I didn’t. I was too fascinated by the sight of the thing’s grotesque, barely-formed head, the reddish, heavily-lidded, almost humanesque eyes glaring at me with a cunning and evil intelligence. I stood there, outside the club, listening to a series of popping explosions as the beast tore up various gas mains in its wriggling effort to emerge.

It finally settled atop the street like a mountain of burning black slime, making that sound again, like it was laughing at me, laughing at the sheer puniness of mankind. I should have been afraid of it. Instead, I swung the burning sword around two-handedly, ready to take another piece out of it. Under the circumstances, there wasn’t much else I could do.

It eyed me cautiously.


Afraid?” I said, then kicked myself mentally when it dawned on me that agitating a monster was a lot different than doing it to a bully. Bullies didn’t normally try to eat you.
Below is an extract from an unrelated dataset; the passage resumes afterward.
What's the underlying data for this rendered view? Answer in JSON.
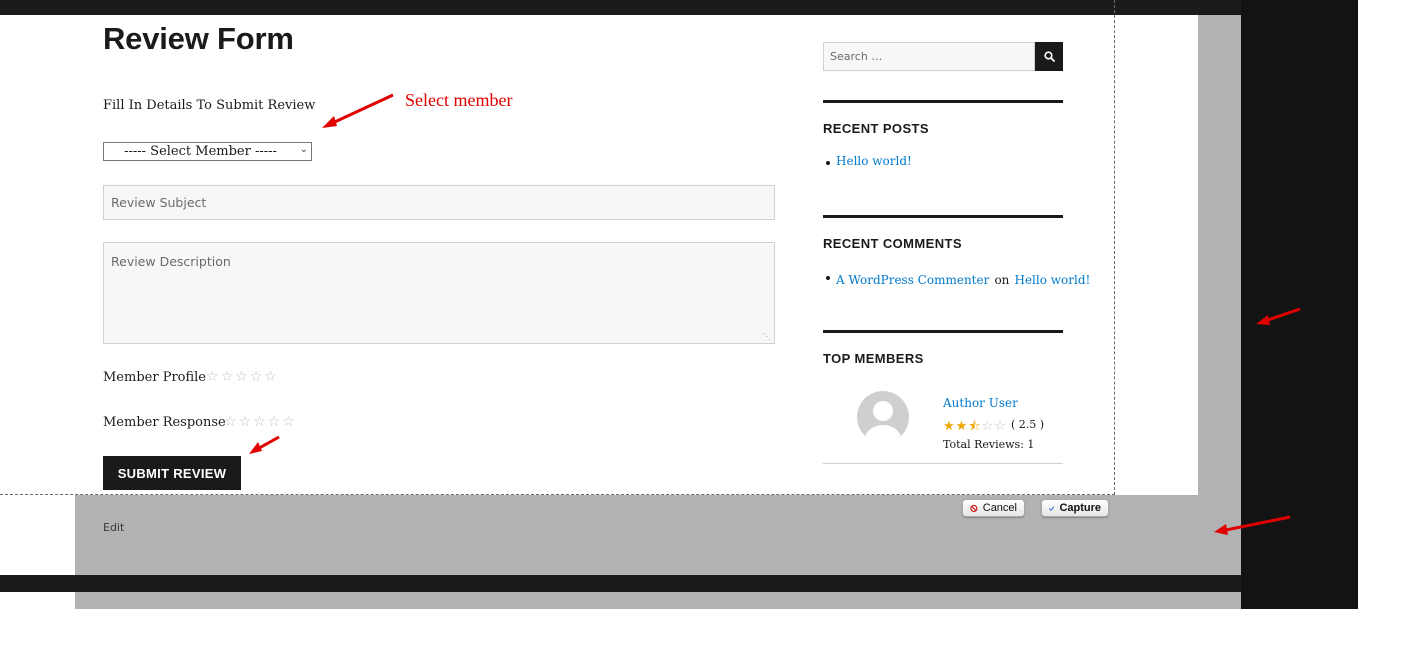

It hissed at me and leaped into the sky. For a moment the lights of the city were eclipsed as it passed overhead. Then it crashed down atop the roof of the club across the street. The structure exploded under the monster’s weight like it was made of Tinker Toys. I staggered back as dust and debris spilled all the way into the street and surrounded me. I could hardly believe it had moved so fast…or that the whole building lay crushed beneath it in seconds, with everyone still inside.

The street looked like a demolition zone, surreal, like the end of the world in some post-apocalyptic movie. The only thing missing were the zombies. The creature made that hissing/cackling noise like it was pleased with itself and its work.

I stared at the overturned cars, the broken bodies, the bloodied glass scattered everywhere. The wind sighed, blowing the yellowish debris around as if we stood on a devastated planet, the victim of a cataclysmic nuclear war. A poster blew against me, then blew away. I coughed as the dust began to clear. I finally saw a girl lying in the rubble at my feet, her fancy club wear ripped to bloody tatters on her still body. Ignoring the monster, I knelt down, pushing aside the debris atop her and checked for a pulse, but she was as lifeless as a mannequin.

I wiped the soot off her face. She was my age. Pretty. She was one of the girls who had been giggling about me in the halls of my high school.

My mind went calm, my horror far away. But my anger burned. It burned like the sword I still gripped in my hands.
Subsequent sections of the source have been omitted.